In February of 2021, a perfect storm hit Texas. An ice storm caused massive power blackouts, largely due to an ongoing loss of conventional electricity production capabilities combined with wind turbines that were frozen or simply not turning due to low wind conditions. Wind energy companies will tell you that winterization kits are installed on Iowa wind turbines so frozen wind turbines aren’t a problem here. But would they have really made a difference? Not really, because wind conditions were poor throughout most of the country at the time.
This chart comes from data provided by U.S. Department of Energy, and it clearly shows that wind turbines were largely responsible for the problems. During the worst part of the crisis, Texas nuclear power plants were still operating at 73% capacity. Natural gas plants were at 40% capacity. But wind turbines? They were operating a measly 2% of their capacity.

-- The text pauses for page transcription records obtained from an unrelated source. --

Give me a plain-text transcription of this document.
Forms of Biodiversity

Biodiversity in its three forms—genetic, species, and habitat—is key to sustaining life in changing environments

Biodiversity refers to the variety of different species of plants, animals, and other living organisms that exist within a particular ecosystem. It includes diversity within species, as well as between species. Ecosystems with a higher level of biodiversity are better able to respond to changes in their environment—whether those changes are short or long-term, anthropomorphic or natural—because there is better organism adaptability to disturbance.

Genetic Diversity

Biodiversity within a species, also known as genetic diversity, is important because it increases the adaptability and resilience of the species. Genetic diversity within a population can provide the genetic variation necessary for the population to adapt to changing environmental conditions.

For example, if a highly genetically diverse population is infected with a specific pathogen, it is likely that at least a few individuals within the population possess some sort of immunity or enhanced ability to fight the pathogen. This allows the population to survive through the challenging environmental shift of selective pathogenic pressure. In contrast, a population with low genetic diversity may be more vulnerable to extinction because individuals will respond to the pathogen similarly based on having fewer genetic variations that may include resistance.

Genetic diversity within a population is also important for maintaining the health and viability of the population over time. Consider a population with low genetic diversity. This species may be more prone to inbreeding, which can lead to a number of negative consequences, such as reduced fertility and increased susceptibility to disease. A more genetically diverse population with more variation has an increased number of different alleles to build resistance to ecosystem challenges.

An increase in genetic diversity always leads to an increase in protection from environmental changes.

Lisa Khory, a resident of Houston who had an auto-pay arrangement with her utility company, woke up one morning to find her checking account nearly drained. The reason? Her electric bill, which normally averaged around $200 a month, had soared to $9,546 to cover the period just from February 1st to February 19th. Scott Willoughby, a resident of San Antonio, was billed $16,752 for electricity in the month of February. And the head of the U.S. Army’s Fort Hood public services commission stated, “I’ve had a lot of fun explaining to people about a $35.9 million dollar bill for the month of February.” That’s right. Fort Hood was billed almost $36 million dollars for electricity for a single month. And who’s on the hook for paying this $36 million dollar bill? Taxpayers, of course.
These problems are not limited to Texas. In September of 2022, California ordered rolling blackouts in the face of record energy demands due to a heatwave. The cause? Over-reliance on unreliable wind power. In fact, the California grid controller had warned lawmakers for years that increasing over-reliance on unreliable wind and solar power was going to put the state at risk of this problem. The lawmakers didn’t listen.
And, no, Iowa is not immune from this problem. In June of 2022, a regional utilities board warned that Iowa and other Midwest states were at risk of rolling blackouts in the summer during extreme heat. In December of 2022, the Iowa Utilities Board issued a warning that the electrical grid was at risk of not having enough power over the winter. This is what happens when you replace 60% of your electricity generation capacity with an unreliable source such as wind.
The conclusion is clear: Wind power is unreliable in both extreme heat and extreme cold—the very times when electricity is in highest demand and when having reliable power is most critical. Wind energy companies claim they will help the economy, but what are the economic costs of having business and industry dead in the water because of rolling blackouts caused by unreliable electricity generating methods?